Die EZB-Sitzung ist aber auch mit Blick auf die am 8. Juli verkündeten Ergebnisse der Strategieüberprüfung wichtig, da die Bank nun ihren Fahrplan erläutern muss. Das Inflationsziel, das 2003 als „unter, aber nahe 2 Prozent“ definiert wurde, soll sich mittelfristig zu einem symmetrischen Inflationsziel von 2 Prozent entwickeln. Laut Christine Lagarde erfordert dies „energische und anhaltende geldpolitische Maßnahmen“, wobei es der Inflationsrate erlaubt ist, für eine „Übergangszeit moderat“ über dem Ziel zu liegen.

Da die EZB bisher nicht in der Lage war, ihrem Inflationsmandat gerecht zu werden, sind die noch anzukündigenden Detailinformationen ein Test für ihre Glaubwürdigkeit.
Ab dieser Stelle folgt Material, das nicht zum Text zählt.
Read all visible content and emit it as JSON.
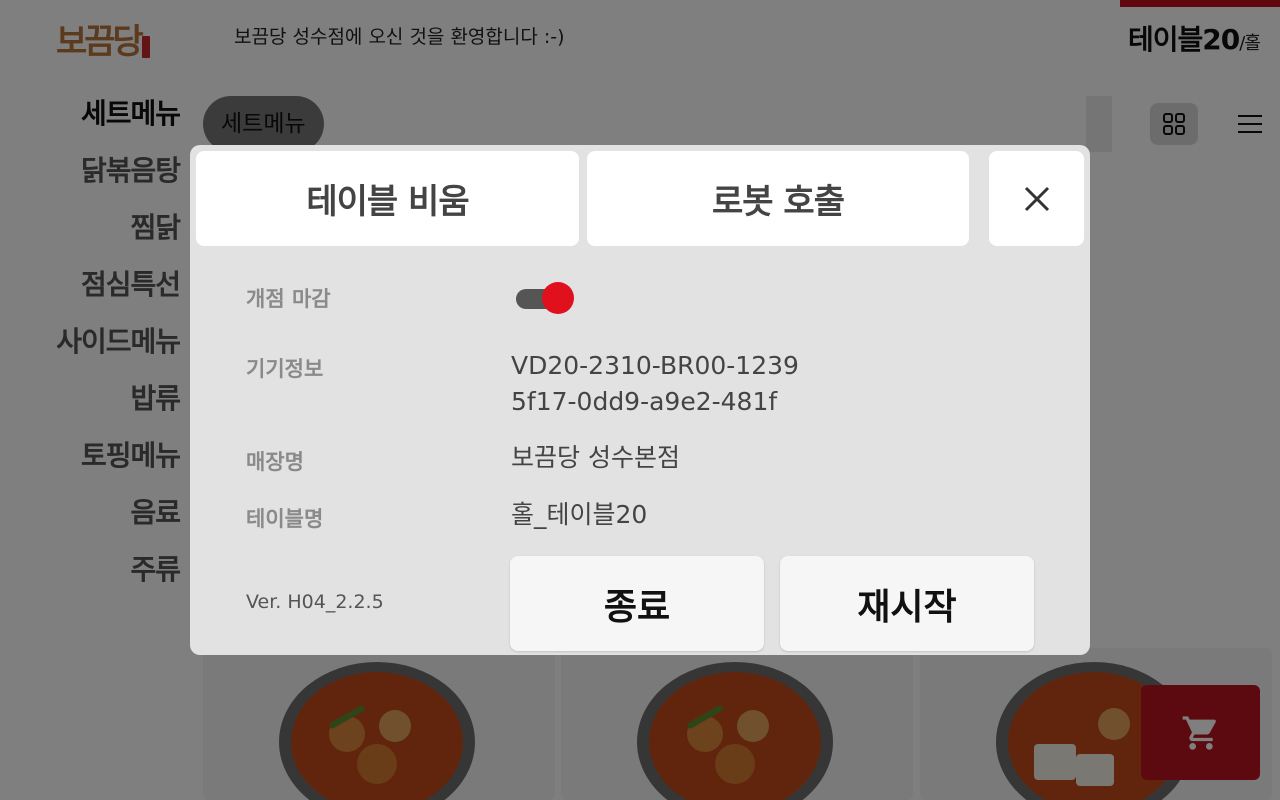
{
  "header": {
    "logo_text": "보끔당",
    "welcome": "보끔당 성수점에 오신 것을 환영합니다 :-)",
    "table_name": "테이블20",
    "table_suffix": "/홀"
  },
  "categories": [
    {
      "label": "세트메뉴",
      "active": true
    },
    {
      "label": "닭볶음탕",
      "active": false
    },
    {
      "label": "찜닭",
      "active": false
    },
    {
      "label": "점심특선",
      "active": false
    },
    {
      "label": "사이드메뉴",
      "active": false
    },
    {
      "label": "밥류",
      "active": false
    },
    {
      "label": "토핑메뉴",
      "active": false
    },
    {
      "label": "음료",
      "active": false
    },
    {
      "label": "주류",
      "active": false
    }
  ],
  "subcategory_chip": "세트메뉴",
  "icons": {
    "grid": "grid-view-icon",
    "menu": "hamburger-menu-icon",
    "cart": "cart-icon",
    "close": "close-icon"
  },
  "modal": {
    "empty_table_label": "테이블 비움",
    "robot_call_label": "로봇 호출",
    "rows": {
      "open_close_label": "개점 마감",
      "open_close_on": true,
      "device_info_label": "기기정보",
      "device_info_line1": "VD20-2310-BR00-1239",
      "device_info_line2": "5f17-0dd9-a9e2-481f",
      "store_name_label": "매장명",
      "store_name_value": "보끔당 성수본점",
      "table_name_label": "테이블명",
      "table_name_value": "홀_테이블20"
    },
    "version": "Ver. H04_2.2.5",
    "exit_label": "종료",
    "restart_label": "재시작"
  },
  "colors": {
    "accent_red": "#c0111f",
    "toggle_knob": "#e0101c",
    "modal_bg": "#e2e2e2"
  }
}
Die einstimmige Verabschiedung der Strategieüberprüfung erklärt sich vermutlich durch die vagen Formulierungen, welche wiederum notwendig waren, um Differenzen innerhalb des EZB-Rates zu überbrücken. Indem sie in ihrer Strategieüberprüfung weiter geht als erwartet, tritt Christine Lagarde in die Fußstapfen von Mario Draghi. Aber sie wird bezüglich der umzusetzenden Maßnahmen voraussichtlich auf internen Widerstand stoßen. Daher werden Christine Lagardes Äußerungen zur Art und Weise, wie die Bank das neue Inflationsziel in der Praxis erreichen will, interessant sein. Folgende drei Schlüsselfragen sind hierbei zu beantworten:

  • Was bedeutet „beständige Geldpolitik“ („persistent monetary policy“)? Viele Instrumente, die zum Zeitpunkt ihrer Einführung als unkonventionell dargestellt wurden (Ankäufe von Vermögenswerten, TLTROs), sind mittlerweile fester Bestandteil des Instrumentariums der Zentralbank, und das PEPP läuft im März 2022 aus.  Werden neuen Programme aufgelegt, in welcher Höhe und für welche Dauer?
  • Wie groß ist der tatsächliche geldpolitische Handlungsspielraum bei einer Inflation von über 2 Prozent?
  • Was heißt „Übergangszeit“ konkret?

Die EZB-Politik wird sich zunehmend von der der US-Notenbank unterscheiden, die voraussichtlich Ende des Sommers ein Tapering ankündigen wird – also eine Rückführung des Anleihenkaufprogramme ab 2022. Sie befindet sich aber in völliger Interessengleichheit mit den Mitgliedsstaaten der Eurozone. Sehr niedriger Refinanzierungssätze in Verbindung mit mittelfristig höheren Inflationsaussichten, wenn die EZB ihr Ziel erreicht, sollten es den Staaten ermöglichen, ihre Schuldentragfähigkeit zu erhalten und die notwendigen Strukturreformen zur Steigerung des Potenzialwachstums in Angriff zu nehmen.

Die Marktreaktion auf die EZB-Strategieüberprüfung war moderat. Es scheint Konsens darüber zu bestehen, dass die Zinsen länger als erwartet sehr niedrig bleiben werden.